To sum up this study they were able to show objective demonstrable signs of ligament damage on motion x-rays. Instead of just the later flexion and extension views they added lateral flexion with the mouth open to assess more ligament damage. They have 9 measurements of which some are seen at every level and bilaterally. This allows for multiple positive findings. The healthy population on average had 1.2 positive findings. The odds of a patient having ligament damage went up by 2.6 times for each additional abnormal findings. This is a tool used to increase objectifying ligament damage in the cervical spine.
Real world
For today’s real world example I would like to cover impairment rating for ligament damage. In the AMA Guides to the Evaluation of Permanent Impairments 6th edition. The impairment rating guides offer a quantitative assessment of how serious an injury is. The guides give a number of what is called whole body impairment rating. I like to compare it to what percentage of the patient’s body was lost in their injury.

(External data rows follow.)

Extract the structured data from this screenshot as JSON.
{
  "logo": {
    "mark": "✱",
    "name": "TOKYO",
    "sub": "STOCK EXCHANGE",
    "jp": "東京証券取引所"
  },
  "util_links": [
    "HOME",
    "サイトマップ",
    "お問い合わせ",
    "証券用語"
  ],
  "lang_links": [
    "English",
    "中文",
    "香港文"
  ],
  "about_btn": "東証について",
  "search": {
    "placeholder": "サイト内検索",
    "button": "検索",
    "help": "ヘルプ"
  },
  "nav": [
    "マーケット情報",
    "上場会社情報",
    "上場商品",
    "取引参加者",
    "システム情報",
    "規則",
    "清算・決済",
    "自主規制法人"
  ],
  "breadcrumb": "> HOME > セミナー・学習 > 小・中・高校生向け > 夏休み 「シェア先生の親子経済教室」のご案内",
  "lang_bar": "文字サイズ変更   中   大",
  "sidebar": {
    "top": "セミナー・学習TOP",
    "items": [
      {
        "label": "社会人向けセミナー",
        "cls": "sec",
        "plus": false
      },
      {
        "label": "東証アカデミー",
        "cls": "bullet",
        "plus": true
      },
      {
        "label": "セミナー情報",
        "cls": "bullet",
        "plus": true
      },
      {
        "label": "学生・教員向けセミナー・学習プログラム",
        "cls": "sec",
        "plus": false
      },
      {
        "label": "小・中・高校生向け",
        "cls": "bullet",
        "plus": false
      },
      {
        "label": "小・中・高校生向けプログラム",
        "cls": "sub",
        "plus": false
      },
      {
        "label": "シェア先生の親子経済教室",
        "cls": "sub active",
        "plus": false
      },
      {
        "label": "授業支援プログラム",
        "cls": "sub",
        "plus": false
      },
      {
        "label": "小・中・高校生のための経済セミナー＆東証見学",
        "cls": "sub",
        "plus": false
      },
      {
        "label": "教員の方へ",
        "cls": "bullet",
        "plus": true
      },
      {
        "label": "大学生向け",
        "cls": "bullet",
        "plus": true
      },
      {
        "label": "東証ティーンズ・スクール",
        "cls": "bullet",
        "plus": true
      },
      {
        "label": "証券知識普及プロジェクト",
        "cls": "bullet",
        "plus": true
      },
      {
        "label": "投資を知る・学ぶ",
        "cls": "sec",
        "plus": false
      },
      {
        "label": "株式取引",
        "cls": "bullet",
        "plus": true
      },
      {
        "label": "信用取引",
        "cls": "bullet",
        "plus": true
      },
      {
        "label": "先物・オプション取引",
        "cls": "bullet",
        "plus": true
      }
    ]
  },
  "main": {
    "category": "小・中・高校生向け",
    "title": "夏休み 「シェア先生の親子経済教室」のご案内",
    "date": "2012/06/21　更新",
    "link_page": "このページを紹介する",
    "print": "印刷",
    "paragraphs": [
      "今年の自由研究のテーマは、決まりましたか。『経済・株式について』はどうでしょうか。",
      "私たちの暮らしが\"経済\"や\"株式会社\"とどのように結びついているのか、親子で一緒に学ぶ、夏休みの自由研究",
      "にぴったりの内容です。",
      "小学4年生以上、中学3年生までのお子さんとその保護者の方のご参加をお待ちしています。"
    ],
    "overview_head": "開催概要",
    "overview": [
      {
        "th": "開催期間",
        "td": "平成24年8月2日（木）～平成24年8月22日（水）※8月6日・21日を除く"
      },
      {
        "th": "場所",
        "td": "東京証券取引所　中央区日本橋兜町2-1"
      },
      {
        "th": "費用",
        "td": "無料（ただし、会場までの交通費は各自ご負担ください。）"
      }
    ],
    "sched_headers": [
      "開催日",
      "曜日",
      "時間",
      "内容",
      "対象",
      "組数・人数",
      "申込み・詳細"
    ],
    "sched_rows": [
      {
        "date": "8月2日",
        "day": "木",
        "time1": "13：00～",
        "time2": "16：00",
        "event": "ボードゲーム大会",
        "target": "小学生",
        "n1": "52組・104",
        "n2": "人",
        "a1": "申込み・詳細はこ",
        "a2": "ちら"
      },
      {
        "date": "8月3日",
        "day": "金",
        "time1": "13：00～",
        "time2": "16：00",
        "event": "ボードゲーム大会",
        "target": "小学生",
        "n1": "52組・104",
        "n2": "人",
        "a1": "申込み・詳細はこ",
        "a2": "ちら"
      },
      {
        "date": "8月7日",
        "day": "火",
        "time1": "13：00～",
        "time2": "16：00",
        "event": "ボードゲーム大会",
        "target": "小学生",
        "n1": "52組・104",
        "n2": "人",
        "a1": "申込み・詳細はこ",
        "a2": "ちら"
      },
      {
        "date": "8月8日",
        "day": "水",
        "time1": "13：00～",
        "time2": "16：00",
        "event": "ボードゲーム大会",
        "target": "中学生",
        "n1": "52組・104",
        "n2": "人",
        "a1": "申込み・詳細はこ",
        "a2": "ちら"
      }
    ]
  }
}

The 6th edition offers 2 categories for spinal ligament damage. The first is quote “Non-specific chronic, or chronic recurrent neck pain also know as chronic sprain/strain, symptomatic degenerative disc disease, facet joint pain, chronic whiplash, etc.” end quote. For this impairment there has to be a documented history of injury. There also has to be symptoms with objective findings. If this criteria is met the patient will qualify for a 1-3% whole person impairment rating.
The second category for spinal ligament damage in the guides is for AOMSI or Alteration of Motion Segment Integrity. For the AOMSI impairment rating we have to have x-rays showing AOMSI. With AOMSI findings the patient can qualify for a 4-30% whole person impairment rating. This allows for a high level of impairment.
If I had the opportunity to write a new edition of the AMA Guides I would use today’s study for impairment ratings for spinal ligament damage. I don’t think they are calling me anytime, but I think this would be a more accurate way to assess ligament damage. I would increase the impairment rating for each of the positive findings from today’s study seen on the x-rays.
The addition of today’s study gives a lot more opportunities to assess ligament damage in the cervical spine objectively. This type of evaluation should be done with patients who fail to make progress to assess for hard to find objective evidence of ligament damage. Remember ligament damage is always permanent and significant. For a refresher on what ligament damage is like listen to podcast 1, 3, 15 and 16.